From an opening version of John Coltrane's Giant Steps that alternated between flyin' and funkin', Dave and his three ultra-talented colleagues appeared to be flicking through tracks of varying familiarity, recalling and/or investigating their themes, pulling them this way and that in solo and group improvisations and then moving on to the next groove that took their fancy.
The legacies of Miles Davis, Herbie Hancock, George Benson, Jimi Hendrix and Marcus Miller were particularly strongly felt but it was what these players did with the material at hand that really excited. Saxophonist Marcus Strickland has a gorgeous soprano tone and a style on that instrument that's like a choirboy singing when compared to his full-on, muscular, flowing tenor style, and guitarist Isaiah Sharkey combines the gutbucket, elemental approach of an old country blues picker with astonishingly well-developed and sophisticated, 10 fingers on fretboard guitar techniques.

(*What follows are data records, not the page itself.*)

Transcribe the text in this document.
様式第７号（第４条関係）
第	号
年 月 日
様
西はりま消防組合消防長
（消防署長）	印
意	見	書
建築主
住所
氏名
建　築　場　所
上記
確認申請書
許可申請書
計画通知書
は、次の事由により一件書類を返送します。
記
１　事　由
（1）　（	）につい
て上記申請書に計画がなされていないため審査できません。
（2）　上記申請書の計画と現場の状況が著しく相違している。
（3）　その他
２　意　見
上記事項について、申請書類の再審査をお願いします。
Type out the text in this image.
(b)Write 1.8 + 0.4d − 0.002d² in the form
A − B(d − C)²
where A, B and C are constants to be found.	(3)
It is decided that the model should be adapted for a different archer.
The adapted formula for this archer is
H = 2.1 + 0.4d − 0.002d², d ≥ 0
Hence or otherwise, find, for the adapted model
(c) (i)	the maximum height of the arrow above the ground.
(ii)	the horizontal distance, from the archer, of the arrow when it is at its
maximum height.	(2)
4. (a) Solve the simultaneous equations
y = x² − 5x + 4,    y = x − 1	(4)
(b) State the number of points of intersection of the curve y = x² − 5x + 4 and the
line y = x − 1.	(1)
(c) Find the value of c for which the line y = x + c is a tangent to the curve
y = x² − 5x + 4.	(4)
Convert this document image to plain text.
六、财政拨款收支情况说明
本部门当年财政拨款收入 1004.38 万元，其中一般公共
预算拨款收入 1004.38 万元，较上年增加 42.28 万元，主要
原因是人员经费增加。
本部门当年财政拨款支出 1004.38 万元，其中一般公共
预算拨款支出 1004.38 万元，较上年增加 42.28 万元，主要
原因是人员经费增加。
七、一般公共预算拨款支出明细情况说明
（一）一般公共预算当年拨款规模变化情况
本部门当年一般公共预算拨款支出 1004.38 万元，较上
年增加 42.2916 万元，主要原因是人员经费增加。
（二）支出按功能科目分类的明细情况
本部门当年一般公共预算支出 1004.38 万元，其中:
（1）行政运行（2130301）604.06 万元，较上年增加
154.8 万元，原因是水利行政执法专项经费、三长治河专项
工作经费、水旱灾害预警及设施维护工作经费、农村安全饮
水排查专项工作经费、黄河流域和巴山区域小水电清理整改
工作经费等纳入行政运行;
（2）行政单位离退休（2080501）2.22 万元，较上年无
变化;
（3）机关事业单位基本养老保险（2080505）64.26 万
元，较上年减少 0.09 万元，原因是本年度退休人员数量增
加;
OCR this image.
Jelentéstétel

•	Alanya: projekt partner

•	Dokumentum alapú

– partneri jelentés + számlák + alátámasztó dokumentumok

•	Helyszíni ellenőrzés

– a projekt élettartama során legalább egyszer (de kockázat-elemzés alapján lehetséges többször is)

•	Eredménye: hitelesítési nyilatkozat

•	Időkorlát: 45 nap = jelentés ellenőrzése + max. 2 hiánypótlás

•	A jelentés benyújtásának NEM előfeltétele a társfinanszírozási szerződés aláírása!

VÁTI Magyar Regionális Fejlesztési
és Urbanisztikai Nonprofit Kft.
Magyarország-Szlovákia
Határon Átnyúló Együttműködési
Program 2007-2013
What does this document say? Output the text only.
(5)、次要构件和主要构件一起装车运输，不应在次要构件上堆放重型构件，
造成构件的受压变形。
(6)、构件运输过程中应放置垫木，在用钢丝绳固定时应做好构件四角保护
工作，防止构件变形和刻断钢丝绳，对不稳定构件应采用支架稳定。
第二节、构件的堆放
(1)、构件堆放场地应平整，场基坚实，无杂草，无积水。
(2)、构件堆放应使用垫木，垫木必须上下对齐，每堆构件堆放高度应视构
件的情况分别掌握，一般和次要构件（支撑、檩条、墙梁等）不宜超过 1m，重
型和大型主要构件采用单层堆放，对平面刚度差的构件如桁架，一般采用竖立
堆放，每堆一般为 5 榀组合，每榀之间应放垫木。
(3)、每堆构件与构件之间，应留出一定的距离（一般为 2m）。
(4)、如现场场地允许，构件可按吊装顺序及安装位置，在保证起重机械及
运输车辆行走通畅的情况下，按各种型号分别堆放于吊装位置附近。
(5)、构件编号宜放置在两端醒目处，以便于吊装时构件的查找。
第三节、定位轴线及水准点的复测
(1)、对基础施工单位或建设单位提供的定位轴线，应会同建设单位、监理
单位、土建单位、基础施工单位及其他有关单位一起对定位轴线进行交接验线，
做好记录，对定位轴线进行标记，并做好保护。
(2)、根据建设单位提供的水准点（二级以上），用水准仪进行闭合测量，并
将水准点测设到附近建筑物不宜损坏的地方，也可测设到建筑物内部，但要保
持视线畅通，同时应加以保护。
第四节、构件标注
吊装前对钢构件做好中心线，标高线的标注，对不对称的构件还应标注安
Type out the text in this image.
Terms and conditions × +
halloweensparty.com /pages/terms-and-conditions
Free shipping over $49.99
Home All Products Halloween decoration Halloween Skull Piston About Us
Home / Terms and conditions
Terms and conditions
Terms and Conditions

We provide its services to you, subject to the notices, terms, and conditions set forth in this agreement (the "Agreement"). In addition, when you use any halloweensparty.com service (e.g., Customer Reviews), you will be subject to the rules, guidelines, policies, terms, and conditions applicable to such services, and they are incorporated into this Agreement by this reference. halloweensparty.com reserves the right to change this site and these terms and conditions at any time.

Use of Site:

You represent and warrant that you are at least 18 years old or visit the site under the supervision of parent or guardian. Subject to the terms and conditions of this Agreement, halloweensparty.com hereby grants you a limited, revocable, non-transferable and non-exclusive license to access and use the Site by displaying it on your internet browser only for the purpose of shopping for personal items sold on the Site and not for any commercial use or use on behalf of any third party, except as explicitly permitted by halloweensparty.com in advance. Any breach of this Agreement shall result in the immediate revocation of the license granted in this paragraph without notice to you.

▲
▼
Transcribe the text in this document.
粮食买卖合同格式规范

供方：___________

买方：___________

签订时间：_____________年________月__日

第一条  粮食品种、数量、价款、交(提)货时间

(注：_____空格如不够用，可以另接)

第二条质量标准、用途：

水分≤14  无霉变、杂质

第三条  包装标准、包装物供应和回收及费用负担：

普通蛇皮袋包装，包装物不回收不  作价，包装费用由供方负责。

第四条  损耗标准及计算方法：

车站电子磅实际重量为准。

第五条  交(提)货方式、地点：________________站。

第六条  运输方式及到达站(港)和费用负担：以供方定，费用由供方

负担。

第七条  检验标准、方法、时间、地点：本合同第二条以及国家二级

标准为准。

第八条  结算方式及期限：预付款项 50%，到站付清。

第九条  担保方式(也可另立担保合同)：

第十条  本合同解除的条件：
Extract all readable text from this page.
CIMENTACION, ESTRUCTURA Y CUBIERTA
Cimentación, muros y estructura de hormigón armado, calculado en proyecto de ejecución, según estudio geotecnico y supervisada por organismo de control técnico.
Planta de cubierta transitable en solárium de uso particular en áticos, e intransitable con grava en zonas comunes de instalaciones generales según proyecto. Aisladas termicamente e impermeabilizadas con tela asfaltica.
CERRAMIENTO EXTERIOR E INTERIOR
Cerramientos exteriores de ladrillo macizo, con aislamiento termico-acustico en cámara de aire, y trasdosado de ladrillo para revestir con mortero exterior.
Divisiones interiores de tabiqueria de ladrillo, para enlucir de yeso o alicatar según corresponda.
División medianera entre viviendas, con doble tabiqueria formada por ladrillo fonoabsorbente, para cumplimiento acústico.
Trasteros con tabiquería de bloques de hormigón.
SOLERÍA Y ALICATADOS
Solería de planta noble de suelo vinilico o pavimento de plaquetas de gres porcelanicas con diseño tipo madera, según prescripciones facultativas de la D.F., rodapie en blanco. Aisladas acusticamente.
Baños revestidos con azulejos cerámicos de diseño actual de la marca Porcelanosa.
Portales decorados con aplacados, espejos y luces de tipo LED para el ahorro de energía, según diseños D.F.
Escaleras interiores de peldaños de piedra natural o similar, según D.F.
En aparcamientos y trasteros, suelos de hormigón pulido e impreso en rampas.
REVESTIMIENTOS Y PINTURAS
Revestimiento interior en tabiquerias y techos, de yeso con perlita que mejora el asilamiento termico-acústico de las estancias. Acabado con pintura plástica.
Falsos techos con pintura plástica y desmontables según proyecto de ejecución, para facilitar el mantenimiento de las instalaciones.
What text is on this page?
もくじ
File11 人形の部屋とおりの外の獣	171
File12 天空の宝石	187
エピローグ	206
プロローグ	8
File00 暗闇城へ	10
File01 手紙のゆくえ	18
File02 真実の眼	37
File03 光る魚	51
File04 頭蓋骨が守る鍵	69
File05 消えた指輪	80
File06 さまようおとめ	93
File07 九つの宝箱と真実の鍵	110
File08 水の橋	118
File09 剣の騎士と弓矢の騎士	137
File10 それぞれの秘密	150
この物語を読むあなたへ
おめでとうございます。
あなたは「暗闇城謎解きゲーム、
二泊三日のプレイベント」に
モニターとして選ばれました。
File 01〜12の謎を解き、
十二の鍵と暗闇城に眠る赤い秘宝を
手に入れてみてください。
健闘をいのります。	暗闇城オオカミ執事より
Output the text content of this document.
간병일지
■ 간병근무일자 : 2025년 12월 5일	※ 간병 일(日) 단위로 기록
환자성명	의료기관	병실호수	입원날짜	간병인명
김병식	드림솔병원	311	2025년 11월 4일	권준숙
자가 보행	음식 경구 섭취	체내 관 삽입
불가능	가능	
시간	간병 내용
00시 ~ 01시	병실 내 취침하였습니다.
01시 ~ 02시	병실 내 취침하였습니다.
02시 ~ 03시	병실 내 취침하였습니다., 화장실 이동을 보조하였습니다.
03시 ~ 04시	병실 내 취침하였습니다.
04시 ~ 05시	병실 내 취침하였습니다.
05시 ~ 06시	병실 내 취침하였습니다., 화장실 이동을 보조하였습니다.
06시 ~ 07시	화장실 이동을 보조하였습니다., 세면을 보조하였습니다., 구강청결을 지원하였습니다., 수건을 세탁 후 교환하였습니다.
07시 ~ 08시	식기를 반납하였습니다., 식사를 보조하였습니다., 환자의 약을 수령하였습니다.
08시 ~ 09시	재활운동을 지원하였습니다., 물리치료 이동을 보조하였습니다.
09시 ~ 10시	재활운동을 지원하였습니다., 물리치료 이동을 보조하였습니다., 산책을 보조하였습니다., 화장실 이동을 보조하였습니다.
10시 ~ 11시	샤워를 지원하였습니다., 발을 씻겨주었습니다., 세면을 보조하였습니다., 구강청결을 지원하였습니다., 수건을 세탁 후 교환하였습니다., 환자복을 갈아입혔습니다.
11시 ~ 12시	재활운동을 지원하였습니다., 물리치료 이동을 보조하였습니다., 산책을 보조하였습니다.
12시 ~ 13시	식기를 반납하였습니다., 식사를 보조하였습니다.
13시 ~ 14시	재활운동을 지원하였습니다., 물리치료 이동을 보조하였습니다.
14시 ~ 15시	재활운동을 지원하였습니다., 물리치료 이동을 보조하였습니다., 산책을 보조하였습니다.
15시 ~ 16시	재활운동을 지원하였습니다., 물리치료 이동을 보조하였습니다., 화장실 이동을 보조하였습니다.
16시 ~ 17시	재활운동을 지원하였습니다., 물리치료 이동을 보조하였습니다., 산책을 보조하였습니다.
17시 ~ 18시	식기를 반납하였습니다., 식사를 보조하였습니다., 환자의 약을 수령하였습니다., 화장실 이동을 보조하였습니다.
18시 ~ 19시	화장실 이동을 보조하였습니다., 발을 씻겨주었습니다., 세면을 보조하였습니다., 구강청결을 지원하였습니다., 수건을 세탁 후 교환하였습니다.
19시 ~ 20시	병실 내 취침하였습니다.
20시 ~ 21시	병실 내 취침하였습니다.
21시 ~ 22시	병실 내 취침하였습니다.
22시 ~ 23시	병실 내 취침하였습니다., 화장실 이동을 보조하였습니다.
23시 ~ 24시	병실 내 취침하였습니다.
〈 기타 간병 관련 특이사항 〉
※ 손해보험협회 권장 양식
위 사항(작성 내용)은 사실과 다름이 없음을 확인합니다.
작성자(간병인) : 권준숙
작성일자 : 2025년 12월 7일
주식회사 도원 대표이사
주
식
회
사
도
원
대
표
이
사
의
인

Their playing at high tempo demanded considerable athleticism from Dave and the brilliantly nimble and super-powerful bass guitarist Nick MacNab, although Dave often seemed to be driving the intricate, ultra-fast ensemble passages from a drum kit framed by a pair of unravelling cymbals with scarifying tones.
Dave is, frankly, awesome, producing not just remarkable strokes such as a single-handed roll with first right then left hand but a constant rhythmical ebb and flow that was exhilarating not just in its impact but in its exactness and range of tones: a veritable one-man percussion orchestra.